Placemaking 101
Abstract
Great, vital Places—capitalization intended—are imperative for cultivating creative and cultural life. That said, placemaking is critical to supporting the arts and culture, especially as culture impacts community. People need more great places, and they’re out there for the finding and the recognizing, not only the inventing. As the needs of arts and cultural communities change, venues that support them must also evolve.
First, what is it about a Place that earns it a capital “P”? For the purposes of discussion, let’s simply say that a Place can’t be replicated—it has a distinctive identity and an integral connection to its physical, sociocultural and historical context. A Place belongs where it is. One Place could never be confused with another.
Who makes a Place? Sometimes a single individual does. Say, Alfred Barnes or Henry Mercer, for a pair of local examples who had visions for creating places like no other and the capacity to make them. “Invented” places infused with the idiosyncratic personalities of their makers. Alternatively, it’s a lubberly bureaucratic tangle of “agents of change”—political players, consultants, public agencies, nonprofits, lawyers, developers, financers—often with multiple agendas, jockeying to fit them into one vision. With a vast range of professionals educated in various disciplines involved in the practice of placemaking, how does our society teach the theories and practices of placemaking? Perhaps the real question is, do our educational institutions teach the theories and practices of placemaking to those future agents of change at all?
How does the theoretical “Professor of Placemaking” address the problem of subjectivity of values inherent in the process of placemaking, that the ideals that make a Place valuable or vibrant—what it should feel like and look like—are no more than personal opinions? Of course, when it’s Alfred Barnes or a Henry Mercer doing his thing with his own property, the values of the individual can freely express themselves through the place. But, as most “Places” discussed in the context of “placemaking” are shared, collectively produced, and individually distinctive [if successful], there are no normative ideals—no North Star to navigate through treacherous waters of contention towards consensus. There are no right answers. However, we propose an approach to effective placemaking using a few illustrative cases to further the discussion.
Nov. 1.2011. “The architect Robert A.M. Stern has been selected to design the American Revolution Center (ARC) museum just steps from Independence Hall and the Liberty Bell in Philadelphia’s historic area, the center announced...”

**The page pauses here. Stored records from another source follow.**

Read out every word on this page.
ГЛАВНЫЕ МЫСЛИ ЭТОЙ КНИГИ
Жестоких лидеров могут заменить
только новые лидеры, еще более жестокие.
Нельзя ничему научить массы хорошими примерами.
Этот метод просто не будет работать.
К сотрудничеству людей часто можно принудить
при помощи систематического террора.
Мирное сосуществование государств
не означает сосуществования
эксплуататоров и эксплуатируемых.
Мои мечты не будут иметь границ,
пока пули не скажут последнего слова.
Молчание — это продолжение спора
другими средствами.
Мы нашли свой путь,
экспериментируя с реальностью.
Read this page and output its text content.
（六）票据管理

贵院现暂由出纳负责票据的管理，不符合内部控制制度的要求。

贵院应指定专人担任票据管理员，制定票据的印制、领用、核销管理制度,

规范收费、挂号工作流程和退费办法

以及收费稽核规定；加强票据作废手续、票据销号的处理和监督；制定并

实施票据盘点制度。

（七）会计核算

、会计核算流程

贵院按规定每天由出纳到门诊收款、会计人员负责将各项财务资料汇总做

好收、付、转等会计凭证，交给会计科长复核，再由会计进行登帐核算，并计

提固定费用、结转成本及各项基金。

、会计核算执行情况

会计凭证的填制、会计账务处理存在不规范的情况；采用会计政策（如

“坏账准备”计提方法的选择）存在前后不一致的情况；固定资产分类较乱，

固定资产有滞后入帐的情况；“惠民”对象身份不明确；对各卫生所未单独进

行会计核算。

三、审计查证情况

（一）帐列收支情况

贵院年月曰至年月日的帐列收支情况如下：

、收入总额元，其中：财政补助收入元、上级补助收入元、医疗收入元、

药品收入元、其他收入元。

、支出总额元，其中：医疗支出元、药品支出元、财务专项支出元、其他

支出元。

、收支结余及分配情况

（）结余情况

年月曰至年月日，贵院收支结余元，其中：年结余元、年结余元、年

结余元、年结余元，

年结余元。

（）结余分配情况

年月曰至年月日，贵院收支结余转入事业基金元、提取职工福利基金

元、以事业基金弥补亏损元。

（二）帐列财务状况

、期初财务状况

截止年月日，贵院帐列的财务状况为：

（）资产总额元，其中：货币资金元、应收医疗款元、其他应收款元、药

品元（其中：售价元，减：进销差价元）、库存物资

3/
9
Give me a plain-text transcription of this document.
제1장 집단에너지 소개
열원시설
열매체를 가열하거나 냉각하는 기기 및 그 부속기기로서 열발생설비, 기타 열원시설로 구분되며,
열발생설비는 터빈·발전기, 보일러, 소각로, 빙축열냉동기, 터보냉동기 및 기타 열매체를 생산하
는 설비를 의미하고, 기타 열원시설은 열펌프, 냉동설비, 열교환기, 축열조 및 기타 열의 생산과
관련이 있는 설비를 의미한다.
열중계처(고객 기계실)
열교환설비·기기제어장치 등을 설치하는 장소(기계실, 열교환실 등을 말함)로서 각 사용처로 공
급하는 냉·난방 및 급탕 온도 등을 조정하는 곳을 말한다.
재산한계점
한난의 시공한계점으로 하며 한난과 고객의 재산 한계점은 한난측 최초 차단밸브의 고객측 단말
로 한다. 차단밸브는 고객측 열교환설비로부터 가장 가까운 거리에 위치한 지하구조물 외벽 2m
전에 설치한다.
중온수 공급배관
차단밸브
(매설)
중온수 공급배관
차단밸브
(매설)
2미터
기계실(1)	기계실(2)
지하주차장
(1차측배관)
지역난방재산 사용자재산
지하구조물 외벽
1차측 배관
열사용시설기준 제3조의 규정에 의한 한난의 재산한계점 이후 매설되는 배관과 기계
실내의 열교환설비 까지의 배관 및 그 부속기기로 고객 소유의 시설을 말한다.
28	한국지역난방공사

May 19.2012. “the Barnes in Philadelphia opens its doors to members, friends, and the community….a 10-day series of special events culminates in 60 hours of round-the-clock free public access to the Philadelphia campus over Memorial Day weekend.”
These two expensive and hard-fought invented places demonstrate the desirability and importance of creating and honing places. In both cases, an understanding of Place—respect for context and history and a visual literacy of landscape—came late to the game and, when it did, it brought confusion, controversy and cost.